Eugene Robinson to present Fall 2025 Manatt-Phelps Lecture

Eugene Robinson
Eugene Robinson

Eugene Robinson – Pulitzer Prize-winning columnist and political analyst at MSNBC – will present the Fall 2025 Manatt-Phelps Lecture, “Revolution or Evolution? A Media Transformed and Its Impact on You” on Oct. 1 at 6 p.m. in the Sun Room of the Memorial Union. The event is free and open to the public.

“Changes to media and changing perceptions of media have had massive impacts on politics,” said Alex Tuckness, chair of the Department of Political Science, which sponsors the annual event. “We are honored to have one of the most prominent journalists in America share his perspective on this transformation.”

Robinson began his career at The Washington Post in 1980 as a city hall reporter, eventually serving as assistant city editor, South America correspondent, London bureau chief, and foreign editor.

In 2005, he moved to the Post’s Op-Ed page as a politics and culture columnist, a position he held until April 2025. His columns were syndicated to 262 newspapers, and in 2009 he won the Pulitzer Prize for Commentary for his columns on the presidential election of Barack Obama.

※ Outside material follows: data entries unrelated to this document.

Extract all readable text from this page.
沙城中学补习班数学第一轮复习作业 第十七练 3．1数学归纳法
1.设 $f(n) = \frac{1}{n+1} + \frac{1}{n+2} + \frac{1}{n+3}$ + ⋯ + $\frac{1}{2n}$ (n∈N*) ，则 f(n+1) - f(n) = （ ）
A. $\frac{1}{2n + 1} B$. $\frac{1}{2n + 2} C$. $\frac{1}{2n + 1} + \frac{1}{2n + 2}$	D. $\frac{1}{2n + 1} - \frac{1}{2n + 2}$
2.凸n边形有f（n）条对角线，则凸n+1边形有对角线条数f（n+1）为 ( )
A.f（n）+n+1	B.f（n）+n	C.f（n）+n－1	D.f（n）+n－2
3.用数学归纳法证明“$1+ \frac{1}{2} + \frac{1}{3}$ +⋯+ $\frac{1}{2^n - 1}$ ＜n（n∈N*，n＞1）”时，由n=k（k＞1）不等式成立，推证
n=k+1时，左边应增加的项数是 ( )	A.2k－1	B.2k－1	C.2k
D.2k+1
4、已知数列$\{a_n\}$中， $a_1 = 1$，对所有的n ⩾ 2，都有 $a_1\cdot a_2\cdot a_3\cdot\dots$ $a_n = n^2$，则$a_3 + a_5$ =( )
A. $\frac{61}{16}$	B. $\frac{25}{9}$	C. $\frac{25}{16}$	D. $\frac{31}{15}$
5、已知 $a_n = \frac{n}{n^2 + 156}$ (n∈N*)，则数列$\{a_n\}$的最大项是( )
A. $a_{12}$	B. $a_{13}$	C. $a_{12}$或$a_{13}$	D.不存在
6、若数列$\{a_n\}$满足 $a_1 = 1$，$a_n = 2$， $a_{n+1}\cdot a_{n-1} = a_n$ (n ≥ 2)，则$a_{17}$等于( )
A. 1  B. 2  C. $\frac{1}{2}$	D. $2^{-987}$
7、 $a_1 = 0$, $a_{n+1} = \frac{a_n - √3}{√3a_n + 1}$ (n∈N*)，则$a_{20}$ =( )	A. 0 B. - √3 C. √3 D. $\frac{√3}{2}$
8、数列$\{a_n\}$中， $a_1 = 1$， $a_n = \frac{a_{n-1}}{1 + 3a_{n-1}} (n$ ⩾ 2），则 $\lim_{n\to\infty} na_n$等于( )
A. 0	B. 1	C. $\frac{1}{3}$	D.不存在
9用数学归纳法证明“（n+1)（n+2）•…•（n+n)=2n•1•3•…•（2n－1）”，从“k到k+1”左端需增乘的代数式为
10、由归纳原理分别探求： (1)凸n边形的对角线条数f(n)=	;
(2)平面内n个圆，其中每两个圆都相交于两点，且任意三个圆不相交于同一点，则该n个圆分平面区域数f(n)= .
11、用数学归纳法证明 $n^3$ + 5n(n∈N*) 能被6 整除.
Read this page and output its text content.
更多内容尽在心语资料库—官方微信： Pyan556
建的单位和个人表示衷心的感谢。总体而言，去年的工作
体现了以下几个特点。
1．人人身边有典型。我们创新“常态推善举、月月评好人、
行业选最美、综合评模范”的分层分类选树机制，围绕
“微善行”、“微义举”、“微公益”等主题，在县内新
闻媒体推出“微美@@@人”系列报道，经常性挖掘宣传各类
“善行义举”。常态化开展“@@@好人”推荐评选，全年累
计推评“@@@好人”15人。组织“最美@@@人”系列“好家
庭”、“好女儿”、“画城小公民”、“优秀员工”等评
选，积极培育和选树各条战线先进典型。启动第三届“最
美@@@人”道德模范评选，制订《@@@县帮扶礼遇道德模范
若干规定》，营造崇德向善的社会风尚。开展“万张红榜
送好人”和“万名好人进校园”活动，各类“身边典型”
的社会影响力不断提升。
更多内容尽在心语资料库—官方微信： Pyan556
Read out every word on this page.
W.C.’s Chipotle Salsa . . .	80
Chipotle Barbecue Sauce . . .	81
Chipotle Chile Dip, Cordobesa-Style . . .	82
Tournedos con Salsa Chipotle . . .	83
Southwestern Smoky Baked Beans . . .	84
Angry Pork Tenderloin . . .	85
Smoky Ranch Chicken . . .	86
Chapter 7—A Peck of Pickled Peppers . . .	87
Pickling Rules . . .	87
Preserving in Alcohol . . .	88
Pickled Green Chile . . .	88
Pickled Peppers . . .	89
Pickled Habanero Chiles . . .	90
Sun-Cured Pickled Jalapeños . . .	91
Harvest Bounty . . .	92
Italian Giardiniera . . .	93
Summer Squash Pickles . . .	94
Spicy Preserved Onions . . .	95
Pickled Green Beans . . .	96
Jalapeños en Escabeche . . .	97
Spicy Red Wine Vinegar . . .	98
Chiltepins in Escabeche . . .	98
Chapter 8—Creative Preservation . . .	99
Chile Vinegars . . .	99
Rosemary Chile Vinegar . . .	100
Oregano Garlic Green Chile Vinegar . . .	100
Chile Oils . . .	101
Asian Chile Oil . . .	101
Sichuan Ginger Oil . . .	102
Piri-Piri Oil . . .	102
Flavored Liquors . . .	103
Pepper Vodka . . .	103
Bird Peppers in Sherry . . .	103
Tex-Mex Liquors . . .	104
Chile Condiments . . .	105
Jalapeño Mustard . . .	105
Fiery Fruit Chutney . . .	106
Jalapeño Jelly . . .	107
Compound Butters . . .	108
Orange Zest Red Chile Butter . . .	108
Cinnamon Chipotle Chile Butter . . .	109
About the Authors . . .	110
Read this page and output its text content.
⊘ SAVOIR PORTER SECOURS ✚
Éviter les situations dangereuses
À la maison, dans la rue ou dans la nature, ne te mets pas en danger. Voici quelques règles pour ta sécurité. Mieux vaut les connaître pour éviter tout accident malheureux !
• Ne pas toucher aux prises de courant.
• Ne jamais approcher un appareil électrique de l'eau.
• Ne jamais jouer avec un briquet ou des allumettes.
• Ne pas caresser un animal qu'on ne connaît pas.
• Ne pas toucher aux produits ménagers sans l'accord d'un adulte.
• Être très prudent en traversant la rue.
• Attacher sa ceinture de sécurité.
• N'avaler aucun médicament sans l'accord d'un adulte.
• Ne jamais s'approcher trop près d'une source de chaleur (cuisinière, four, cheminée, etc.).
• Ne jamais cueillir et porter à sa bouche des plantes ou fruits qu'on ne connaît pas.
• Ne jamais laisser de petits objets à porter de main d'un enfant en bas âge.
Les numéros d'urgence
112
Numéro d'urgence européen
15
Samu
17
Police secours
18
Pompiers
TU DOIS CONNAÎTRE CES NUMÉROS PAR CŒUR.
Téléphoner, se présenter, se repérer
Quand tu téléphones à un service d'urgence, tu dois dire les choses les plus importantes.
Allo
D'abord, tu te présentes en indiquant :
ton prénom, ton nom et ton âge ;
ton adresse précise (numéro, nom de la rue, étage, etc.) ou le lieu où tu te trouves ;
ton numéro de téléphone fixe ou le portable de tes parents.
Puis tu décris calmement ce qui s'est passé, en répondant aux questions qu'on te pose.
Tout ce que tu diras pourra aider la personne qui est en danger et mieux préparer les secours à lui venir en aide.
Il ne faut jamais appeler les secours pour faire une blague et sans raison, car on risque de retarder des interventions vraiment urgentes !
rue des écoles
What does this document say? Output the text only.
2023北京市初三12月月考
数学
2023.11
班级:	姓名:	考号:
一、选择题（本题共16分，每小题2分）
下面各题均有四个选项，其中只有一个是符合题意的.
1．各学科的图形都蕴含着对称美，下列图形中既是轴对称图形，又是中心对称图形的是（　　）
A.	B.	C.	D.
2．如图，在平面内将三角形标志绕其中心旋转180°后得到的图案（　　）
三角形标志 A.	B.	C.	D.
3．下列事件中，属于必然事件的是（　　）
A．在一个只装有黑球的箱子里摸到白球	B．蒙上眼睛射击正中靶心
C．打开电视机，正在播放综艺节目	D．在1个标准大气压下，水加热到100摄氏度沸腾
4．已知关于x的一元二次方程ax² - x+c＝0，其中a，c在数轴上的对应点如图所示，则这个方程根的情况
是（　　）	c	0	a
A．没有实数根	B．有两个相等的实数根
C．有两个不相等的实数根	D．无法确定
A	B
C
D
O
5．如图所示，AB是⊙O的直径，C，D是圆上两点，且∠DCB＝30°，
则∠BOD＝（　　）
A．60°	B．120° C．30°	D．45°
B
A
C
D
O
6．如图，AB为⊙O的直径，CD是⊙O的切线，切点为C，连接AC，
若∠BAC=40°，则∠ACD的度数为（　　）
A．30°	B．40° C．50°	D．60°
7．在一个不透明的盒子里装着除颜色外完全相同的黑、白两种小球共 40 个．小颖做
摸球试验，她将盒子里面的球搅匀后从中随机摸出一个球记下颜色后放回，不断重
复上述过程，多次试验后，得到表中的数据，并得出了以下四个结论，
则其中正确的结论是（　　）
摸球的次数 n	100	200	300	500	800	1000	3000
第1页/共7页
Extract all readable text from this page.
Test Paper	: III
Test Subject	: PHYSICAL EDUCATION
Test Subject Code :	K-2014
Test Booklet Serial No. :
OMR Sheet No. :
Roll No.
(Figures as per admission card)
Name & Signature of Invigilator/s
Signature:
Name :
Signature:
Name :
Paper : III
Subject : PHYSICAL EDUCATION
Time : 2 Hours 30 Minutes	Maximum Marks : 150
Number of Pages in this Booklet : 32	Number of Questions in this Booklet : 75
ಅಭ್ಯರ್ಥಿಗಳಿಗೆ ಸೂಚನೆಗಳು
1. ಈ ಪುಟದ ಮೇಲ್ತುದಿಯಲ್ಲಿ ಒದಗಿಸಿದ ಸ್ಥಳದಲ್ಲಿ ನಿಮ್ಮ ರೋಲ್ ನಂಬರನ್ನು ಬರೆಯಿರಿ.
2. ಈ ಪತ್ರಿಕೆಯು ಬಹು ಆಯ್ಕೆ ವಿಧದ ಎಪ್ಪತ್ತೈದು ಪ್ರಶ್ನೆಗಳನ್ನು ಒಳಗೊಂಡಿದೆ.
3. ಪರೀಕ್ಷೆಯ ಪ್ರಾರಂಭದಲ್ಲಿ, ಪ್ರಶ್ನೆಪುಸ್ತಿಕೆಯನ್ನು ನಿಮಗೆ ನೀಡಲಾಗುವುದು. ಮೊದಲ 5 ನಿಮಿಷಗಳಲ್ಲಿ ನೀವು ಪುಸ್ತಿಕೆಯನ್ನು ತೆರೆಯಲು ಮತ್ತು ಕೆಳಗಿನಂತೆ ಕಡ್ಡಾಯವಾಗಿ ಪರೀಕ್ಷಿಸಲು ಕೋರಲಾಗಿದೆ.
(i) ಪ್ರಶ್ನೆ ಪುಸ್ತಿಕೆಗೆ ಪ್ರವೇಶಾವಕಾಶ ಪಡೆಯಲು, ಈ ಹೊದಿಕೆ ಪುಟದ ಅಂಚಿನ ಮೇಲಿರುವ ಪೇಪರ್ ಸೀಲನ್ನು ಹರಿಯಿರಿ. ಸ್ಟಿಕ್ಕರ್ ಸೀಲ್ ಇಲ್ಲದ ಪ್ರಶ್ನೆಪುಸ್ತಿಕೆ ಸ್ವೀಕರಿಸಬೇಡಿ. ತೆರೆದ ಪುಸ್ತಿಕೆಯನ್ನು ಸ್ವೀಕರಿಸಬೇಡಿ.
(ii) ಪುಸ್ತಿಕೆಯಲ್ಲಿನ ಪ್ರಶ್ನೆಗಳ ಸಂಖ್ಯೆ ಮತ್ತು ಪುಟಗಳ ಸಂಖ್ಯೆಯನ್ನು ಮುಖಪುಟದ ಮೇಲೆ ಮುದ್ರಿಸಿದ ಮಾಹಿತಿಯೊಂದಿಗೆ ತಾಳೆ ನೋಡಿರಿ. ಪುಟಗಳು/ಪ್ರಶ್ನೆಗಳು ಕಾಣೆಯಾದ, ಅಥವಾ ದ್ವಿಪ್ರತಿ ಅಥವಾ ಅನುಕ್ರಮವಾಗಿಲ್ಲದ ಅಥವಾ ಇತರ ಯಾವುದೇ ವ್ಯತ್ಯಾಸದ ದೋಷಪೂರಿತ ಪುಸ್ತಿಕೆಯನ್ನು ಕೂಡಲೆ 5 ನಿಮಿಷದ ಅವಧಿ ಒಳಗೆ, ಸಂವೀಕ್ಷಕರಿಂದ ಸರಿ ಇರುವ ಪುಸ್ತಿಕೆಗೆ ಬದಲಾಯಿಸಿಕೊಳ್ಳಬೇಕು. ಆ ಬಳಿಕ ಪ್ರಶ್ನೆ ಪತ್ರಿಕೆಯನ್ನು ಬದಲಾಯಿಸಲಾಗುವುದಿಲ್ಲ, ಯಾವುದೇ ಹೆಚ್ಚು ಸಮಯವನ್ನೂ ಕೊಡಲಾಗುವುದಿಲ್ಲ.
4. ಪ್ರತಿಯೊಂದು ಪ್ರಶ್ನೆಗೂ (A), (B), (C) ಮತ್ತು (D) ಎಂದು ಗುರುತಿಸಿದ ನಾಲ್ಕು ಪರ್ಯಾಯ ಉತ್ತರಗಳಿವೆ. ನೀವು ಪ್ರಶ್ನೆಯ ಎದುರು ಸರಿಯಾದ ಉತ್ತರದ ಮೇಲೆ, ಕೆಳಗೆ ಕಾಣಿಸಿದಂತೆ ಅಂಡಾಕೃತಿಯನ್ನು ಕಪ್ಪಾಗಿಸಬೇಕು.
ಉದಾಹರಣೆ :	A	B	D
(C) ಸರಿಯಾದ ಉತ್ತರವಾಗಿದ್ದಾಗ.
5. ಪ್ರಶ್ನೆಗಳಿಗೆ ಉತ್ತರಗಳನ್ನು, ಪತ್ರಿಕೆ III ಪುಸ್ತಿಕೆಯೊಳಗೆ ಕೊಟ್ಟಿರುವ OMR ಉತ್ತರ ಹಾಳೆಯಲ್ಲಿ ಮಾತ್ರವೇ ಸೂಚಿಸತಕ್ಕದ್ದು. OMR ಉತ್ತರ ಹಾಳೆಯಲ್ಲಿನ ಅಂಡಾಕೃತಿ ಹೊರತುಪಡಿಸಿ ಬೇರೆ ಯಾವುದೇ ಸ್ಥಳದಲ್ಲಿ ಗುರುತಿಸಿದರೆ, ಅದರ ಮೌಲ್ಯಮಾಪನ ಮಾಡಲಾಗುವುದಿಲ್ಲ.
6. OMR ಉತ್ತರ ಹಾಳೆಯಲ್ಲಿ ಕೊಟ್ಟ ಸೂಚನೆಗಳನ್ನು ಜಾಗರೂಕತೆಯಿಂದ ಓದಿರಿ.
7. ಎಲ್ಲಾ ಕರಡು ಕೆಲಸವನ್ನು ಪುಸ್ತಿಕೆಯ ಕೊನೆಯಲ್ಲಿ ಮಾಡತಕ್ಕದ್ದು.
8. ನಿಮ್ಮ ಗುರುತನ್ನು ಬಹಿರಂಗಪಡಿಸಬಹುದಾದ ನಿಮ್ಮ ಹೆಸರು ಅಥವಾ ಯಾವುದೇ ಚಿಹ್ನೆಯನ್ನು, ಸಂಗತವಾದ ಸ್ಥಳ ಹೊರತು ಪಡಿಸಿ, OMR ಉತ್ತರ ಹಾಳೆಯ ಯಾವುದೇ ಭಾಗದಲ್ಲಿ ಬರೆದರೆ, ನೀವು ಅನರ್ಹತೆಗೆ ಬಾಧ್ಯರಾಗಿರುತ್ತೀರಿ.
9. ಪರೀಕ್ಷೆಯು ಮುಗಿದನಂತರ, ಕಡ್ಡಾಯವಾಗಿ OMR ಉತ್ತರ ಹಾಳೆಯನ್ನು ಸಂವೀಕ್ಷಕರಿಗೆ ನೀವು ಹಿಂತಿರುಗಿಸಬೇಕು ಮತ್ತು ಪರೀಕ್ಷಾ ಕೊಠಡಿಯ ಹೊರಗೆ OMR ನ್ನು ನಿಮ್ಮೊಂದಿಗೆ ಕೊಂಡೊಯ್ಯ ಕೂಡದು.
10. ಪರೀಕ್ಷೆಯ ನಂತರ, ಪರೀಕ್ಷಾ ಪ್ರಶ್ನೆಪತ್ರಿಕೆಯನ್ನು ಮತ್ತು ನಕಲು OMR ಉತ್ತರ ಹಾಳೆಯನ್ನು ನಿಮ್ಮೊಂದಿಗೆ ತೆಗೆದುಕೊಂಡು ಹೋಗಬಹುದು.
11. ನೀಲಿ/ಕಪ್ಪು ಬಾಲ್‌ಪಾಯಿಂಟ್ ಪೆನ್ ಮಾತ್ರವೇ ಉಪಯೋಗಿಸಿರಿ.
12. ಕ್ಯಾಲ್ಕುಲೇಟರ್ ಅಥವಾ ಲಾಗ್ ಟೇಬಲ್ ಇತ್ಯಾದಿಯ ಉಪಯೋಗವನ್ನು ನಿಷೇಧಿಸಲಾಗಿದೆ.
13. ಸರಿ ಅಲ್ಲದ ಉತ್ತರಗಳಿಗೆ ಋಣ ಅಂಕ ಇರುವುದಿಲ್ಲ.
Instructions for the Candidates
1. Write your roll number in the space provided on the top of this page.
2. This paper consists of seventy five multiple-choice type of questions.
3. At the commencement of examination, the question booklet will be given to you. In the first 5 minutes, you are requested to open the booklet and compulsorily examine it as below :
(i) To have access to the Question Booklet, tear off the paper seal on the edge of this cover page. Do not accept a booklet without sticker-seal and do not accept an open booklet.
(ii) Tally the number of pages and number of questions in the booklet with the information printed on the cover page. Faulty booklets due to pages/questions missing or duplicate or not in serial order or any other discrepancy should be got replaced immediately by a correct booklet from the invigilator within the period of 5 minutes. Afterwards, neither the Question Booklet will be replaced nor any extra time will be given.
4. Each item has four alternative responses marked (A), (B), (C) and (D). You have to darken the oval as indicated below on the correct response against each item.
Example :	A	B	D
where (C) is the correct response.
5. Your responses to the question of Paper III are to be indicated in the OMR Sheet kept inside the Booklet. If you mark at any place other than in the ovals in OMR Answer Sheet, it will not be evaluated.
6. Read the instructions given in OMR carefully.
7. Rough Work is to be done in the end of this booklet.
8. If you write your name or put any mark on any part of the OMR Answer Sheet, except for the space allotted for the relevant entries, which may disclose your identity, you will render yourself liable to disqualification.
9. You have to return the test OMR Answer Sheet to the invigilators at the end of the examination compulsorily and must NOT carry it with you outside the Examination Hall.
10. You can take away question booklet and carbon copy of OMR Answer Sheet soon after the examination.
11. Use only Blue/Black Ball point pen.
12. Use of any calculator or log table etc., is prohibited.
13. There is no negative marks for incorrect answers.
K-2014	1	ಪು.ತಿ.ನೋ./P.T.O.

Robinson has also been an MSNBC political analyst since 2008 and is a frequent guest on NBC’s Meet the Press, CNN, and other news outlets. He is the author of three books: “Disintegration: The Splintering of Black America” (2010), “Last Dance in Havana” (2004), and “Coal to Cream: A Black Man’s Journey Beyond Color to an Affirmation of Race” (1999).

Robinson earned a bachelor’s degree from the University of Michigan, where he was the first Black student to serve as co-editor-in-chief of the award-winning student newspaper, The Michigan Daily.

“Mr. Robinson will add an important voice to the university’s America at 250 celebration by highlighting the media’s important role in democracy,” said Karen M. Kedrowski, director of the Carrie Chapman Catt Center for Women and Politics, co-director of the Center for Cyclone Civics, and professor of political science. Since 2016, the Catt Center has worked with the Manatt family to bring speakers to campus for the lecture.

Co-sponsors of this year’s lecture are the Department of Political Science, Carrie Chapman Catt Center for Women and Politics, Center for Cyclone Civics, and Committee on Lectures (funded by Student Government).

The Manatt-Phelps Lecture series, established in 2002 by the late Ambassador Charles T. Manatt and Kathleen Manatt and Thomas and Elizabeth Phelps, brings to campus a prominent practitioner or scholar to address the ISU community on issues of significance to the United States and to Iowa.